My grandfather, seated on top of the crocodile sculpture: He related an interesting story about this trip south—which they drove. (And on the point of driving, it makes me wonder if all the Delaware Bay Bridge was built at that point? What would their path have been?) On the last night down there, Pop went swimming in the motel’s pool, and his eyes got really dry exposed to all the chlorine. The next morning, Fran had to drive the car—though she had yet to get a license, and had barely driven in her life! Pop fell asleep and woke to find Fran driving super fast down the Georgia highway. He yelled to pull over, and he took the wheel.
Most touching, and telling, was that over the phone Pop expressed a particular obtuse fear about the Georgia police. He hinted that I probably understood, that, “You know, the Georgia police…they…you know.” I think this is an expression of his generations’ experience with the latent anti-Semitism of the 20th century’s first half in America.
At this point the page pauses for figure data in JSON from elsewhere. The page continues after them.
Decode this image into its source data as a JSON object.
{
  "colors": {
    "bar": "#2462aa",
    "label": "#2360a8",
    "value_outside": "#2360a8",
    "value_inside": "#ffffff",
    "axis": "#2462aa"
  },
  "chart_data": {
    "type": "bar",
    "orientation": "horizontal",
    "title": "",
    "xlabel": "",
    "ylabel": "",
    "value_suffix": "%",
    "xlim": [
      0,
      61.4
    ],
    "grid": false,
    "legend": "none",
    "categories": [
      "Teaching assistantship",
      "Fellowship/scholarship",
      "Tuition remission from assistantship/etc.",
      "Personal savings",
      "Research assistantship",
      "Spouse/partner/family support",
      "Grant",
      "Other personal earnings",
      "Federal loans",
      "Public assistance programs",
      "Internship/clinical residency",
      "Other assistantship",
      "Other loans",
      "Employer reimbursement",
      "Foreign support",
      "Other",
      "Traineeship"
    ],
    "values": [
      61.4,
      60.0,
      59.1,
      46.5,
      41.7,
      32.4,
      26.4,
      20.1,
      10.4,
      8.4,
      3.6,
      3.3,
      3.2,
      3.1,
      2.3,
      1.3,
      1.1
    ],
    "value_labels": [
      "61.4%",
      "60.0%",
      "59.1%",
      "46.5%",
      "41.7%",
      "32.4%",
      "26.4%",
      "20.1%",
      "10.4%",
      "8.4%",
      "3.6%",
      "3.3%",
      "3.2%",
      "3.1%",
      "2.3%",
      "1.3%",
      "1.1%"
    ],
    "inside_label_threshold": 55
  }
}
And here they we’re in the American south!
So I see this vignette as a beautifully framed historical worldview.
***
Especially for my grandfather, a complicated but powerful send of Jewish identity emerged from this childhood.
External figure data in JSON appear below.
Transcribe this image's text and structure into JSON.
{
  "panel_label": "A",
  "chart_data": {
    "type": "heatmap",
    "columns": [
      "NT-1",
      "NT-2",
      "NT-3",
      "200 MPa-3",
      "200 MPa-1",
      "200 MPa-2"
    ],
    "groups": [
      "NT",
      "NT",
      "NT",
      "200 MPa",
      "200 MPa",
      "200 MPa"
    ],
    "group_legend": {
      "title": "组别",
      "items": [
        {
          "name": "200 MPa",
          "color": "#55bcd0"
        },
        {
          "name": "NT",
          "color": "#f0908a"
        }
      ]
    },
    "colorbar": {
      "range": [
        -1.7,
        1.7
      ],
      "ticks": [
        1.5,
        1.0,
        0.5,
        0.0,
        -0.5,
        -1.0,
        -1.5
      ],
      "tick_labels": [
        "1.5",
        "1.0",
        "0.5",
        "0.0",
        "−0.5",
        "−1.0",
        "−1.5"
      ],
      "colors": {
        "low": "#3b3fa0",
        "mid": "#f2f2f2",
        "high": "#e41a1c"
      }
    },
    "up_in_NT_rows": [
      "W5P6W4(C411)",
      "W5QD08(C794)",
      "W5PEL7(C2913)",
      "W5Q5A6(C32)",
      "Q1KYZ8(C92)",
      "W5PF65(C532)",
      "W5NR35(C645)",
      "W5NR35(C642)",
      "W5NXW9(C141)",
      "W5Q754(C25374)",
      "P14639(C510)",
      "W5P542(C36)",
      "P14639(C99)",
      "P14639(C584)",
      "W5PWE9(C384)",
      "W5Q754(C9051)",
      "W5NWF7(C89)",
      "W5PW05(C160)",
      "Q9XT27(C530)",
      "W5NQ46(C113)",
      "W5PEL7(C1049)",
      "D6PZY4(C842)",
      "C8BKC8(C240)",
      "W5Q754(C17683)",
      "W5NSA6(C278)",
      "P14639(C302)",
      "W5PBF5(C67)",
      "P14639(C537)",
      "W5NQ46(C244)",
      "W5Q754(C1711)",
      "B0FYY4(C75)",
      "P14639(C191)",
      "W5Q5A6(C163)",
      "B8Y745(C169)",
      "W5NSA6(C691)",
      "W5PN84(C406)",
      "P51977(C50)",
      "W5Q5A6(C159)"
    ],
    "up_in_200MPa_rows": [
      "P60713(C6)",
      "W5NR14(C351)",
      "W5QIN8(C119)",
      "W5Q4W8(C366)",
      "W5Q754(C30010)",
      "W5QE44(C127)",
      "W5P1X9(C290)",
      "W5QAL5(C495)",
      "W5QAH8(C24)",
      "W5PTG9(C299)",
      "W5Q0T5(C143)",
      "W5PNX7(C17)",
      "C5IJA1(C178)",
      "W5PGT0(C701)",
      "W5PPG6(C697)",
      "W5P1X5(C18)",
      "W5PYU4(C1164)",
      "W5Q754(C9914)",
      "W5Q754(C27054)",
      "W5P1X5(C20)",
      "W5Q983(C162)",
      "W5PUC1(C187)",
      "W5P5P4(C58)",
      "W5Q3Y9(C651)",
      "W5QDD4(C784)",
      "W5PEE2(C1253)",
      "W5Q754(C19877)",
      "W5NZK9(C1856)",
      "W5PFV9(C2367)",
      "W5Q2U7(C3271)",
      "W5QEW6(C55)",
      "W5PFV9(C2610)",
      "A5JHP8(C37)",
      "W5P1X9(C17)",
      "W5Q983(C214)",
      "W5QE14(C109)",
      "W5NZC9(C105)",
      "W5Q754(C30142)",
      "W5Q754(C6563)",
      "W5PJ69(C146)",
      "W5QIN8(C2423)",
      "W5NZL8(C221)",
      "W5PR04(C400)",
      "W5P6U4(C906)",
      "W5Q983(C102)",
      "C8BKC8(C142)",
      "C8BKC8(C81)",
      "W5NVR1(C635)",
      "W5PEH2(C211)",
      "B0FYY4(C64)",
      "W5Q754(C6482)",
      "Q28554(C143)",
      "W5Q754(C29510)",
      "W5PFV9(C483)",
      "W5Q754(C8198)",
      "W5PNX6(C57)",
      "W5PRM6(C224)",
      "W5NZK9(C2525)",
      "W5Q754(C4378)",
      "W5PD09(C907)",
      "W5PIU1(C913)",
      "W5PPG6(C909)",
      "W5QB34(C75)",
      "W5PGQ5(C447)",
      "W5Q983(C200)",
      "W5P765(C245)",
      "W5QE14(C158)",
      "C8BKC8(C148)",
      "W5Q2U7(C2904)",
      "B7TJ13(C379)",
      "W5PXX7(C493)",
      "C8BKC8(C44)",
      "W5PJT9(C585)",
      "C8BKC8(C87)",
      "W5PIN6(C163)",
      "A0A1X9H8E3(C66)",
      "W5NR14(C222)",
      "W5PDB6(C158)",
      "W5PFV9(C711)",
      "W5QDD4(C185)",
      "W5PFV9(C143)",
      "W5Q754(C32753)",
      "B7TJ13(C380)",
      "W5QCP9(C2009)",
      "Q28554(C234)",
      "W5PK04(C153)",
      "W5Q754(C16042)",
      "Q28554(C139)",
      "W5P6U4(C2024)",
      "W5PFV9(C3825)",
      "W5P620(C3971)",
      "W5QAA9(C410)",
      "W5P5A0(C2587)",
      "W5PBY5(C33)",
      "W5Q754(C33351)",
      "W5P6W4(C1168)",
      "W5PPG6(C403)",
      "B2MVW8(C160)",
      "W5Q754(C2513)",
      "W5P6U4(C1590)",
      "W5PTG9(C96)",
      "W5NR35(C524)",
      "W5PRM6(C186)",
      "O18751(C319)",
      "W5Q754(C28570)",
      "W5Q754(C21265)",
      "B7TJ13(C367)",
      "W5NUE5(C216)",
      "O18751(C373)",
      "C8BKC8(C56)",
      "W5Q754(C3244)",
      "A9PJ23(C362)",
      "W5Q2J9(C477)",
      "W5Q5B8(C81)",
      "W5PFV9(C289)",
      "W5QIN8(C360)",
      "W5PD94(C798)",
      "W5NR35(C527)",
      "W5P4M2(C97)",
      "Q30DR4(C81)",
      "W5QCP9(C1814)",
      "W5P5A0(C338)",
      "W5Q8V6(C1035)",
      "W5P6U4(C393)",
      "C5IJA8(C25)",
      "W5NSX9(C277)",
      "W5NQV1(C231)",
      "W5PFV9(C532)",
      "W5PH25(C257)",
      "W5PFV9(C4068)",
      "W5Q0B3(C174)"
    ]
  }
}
This identity was fully expressed (or fully formed) when the Israeli aircraft industry hired my grandfather. They lived through the Yom haKippur War. My uncles spoke Hebrew. My grandmother made sandwiches for the soldiers. They bought oranges in Yaffo.
And as of late, Seymour has told me several times of how crushed he was when his mother died—he was only 14 years old. He recounts that he manically said kaddish for her, going from synagogue to synagogue. (In my childhood, I remember that the book, Kaddish, had a big impact upon him.) This spiritual shock of his childhood has long remained, though relatively unexpressed, and perhaps even repressed. It was an expression of some type of faith for a man that always expressed the firmest form of atheistic reason. It was the act which bound a firm link between his life and the holy rituals of the past.
***
Works Cited
At Home in America, Second Generation New York Jews. Deborah Dash Moore. New York: Columbia University Press, 1981.
A Walker in the City. Alfred Kazin. Harcourt, Brace Jovanovitch, 1969.